S'il y avait une leçon à retenir de Cœurs, ce serait celle-là : il ne faut jamais renoncer. A améliorer les choses, à rencontrer l'amour, à repousser les limites de l'existence… ou surtout à tourner des films. On présume toujours de ce que les cinéastes cherchent à nous transmettre, et trop souvent on leur prête des intentions prémonitoires, aussi souhaitera-t-on en préambule à Resnais de vivre encore suffisamment longtemps pour nous combler à nouveau avec quelques-uns des chefs d'œuvre dont il a le secret. Toujours est-il que son dernier film a un petit quelque chose de testamentaire. Peut-être parce qu'il y est en permanence question de choses futiles et graves, tristes ou hilarantes qui ramènent irrésistiblement vers cette interrogation universelle : comment combler notre angoisse face à la mort ?
Pour quelques arpents de neige...
Le réalisateur retransmet merveilleusement bien à l'écran cette atmosphère des jours de neige et des paysages soudainement transformés par un étonnant manteau blanc. Ces jours où tout paraît feutré, des bruits de pas au son de notre voix, des rires qui sonnent comme des coâssements, des sanglots étouffés au milieu des flocons. Dans nos têtes, dans nos vies, dans nos cœurs, rien n'est pareil sous la neige. Et l'on se laisse aller à l'immobilisme de la froideur hivernale ou au contraire l'on se débat contre la glace qui, déjà, nous enserre. Tels sont les personnages du film, qui voient leur petite routine bien huilée soudainement bouleversée par une poignée de cristaux immaculés.
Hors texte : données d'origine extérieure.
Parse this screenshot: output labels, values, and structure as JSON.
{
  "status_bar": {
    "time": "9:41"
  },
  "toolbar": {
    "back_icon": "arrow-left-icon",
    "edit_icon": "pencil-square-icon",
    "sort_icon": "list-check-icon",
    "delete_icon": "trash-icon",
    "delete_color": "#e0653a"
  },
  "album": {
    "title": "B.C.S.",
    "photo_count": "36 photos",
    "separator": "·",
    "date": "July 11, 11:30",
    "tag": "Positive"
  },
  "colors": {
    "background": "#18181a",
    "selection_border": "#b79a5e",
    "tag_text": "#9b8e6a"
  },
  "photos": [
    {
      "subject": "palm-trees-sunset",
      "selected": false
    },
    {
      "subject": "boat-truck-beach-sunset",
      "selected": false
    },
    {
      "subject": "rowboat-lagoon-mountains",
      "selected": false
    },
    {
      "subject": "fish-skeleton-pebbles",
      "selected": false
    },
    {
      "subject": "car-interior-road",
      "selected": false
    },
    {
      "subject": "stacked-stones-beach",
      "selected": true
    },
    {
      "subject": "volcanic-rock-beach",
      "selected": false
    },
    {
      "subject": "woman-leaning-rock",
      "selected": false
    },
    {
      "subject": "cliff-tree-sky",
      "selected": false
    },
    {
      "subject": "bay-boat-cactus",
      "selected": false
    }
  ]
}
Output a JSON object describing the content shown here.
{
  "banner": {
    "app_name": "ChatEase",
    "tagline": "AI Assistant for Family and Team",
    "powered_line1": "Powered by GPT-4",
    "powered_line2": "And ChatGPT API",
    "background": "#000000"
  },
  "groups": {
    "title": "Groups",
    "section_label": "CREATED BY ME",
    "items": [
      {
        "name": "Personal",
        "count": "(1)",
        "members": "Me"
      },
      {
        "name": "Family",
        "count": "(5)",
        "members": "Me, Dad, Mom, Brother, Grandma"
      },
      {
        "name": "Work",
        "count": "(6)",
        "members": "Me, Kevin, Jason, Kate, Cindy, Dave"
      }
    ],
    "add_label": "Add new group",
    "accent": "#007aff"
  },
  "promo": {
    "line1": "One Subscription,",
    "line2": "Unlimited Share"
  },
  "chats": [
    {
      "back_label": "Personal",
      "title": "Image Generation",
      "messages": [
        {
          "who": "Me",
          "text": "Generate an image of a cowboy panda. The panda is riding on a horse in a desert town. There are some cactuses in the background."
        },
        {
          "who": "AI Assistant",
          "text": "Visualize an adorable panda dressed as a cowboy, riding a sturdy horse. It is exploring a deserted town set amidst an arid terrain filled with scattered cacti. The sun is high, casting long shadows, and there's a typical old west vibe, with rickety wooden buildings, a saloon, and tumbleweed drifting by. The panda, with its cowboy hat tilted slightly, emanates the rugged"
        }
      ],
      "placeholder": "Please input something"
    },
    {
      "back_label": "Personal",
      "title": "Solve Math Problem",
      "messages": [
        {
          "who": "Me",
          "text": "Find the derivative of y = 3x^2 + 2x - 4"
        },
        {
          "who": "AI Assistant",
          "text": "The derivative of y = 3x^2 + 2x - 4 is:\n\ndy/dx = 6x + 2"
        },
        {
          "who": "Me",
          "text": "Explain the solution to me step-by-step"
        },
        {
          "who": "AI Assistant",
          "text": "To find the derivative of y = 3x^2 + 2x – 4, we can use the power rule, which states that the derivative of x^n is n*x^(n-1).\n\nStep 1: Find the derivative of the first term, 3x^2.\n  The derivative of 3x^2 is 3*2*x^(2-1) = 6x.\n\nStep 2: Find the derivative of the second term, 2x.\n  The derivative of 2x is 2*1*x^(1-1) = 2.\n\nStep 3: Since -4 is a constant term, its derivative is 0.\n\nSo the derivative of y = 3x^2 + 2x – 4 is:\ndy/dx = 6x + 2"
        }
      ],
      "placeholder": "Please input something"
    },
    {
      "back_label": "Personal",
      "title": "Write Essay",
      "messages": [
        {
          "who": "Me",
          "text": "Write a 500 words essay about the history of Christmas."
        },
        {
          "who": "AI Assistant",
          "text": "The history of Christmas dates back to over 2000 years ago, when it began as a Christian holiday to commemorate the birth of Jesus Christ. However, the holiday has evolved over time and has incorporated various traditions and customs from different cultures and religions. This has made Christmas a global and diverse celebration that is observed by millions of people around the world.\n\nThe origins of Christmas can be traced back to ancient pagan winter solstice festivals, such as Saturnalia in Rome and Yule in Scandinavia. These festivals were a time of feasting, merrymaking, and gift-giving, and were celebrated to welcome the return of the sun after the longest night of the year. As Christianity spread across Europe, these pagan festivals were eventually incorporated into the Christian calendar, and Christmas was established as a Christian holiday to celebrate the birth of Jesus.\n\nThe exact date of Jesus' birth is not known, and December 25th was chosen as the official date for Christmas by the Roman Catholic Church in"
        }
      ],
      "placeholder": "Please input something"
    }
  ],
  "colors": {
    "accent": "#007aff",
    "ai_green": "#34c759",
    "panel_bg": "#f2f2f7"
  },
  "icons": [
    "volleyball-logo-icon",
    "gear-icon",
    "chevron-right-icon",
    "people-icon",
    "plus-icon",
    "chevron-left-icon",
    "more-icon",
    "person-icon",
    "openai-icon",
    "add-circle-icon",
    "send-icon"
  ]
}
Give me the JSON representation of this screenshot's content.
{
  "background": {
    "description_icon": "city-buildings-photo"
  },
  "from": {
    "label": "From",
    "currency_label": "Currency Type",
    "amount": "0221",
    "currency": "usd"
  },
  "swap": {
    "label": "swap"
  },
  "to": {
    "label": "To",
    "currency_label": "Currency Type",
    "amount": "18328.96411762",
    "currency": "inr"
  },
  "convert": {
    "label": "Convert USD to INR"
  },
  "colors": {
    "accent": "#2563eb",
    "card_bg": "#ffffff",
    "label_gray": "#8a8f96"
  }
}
Qui sont-ils, au fond, ces personnages ? Un couple de fiancés mornes, lui désabusé, elle stressée, qui cherchent un appartement. Un agent immobilier qui vit avec sa sœur. Un barman dont le père est malade. Vous, moi, n'importe qui. Et c'est sans doute ce qui les rend si proches et si familiers. Du moins en apparence. Car à bien les regarder, on perçoit une zone d'ombre dans leurs vies si lisses. Le dialogue qui ouvre le film, entre Thierry et sa cliente Nicole, sonne faux, absurdement alambiqué. Le fou-rire quasi hystérique partagé par Thierry et Charlotte est outré, presque théâtral. L'enjouement des protagonistes semble à tout moment feint, artificiel.
Illusions et devoirs
Et le réalisateur ne s'y laisse pas prendre qui essaie de capter leur essence secrète en multipliant les gros plans ou les prises de vue inattendues, comme cette scène de dispute filmée par le dessus, donnant le sentiment de voir évoluer des cobayes dans un labyrinthe dont ils ne parviennent pas à trouver l'issue. Pour ajouter à ce sentiment, Alain Resnais sépare les personnages par des vitres, des cloisons, des parois qui sont autant d'obstacles à franchir. Ou pas. Et après s'être désespérément cognés, certains renoncent ou changent de stratégie. Car des stratégies, pour tromper sa peur de mourir, il y en a à foison, à croire que l'humanité ne travaille qu'à ça depuis ses débuts : l'illusion de l'amour, la quête du bonheur, la recherche du plaisir, le sens du devoir, l'espoir, la foi, l'oubli…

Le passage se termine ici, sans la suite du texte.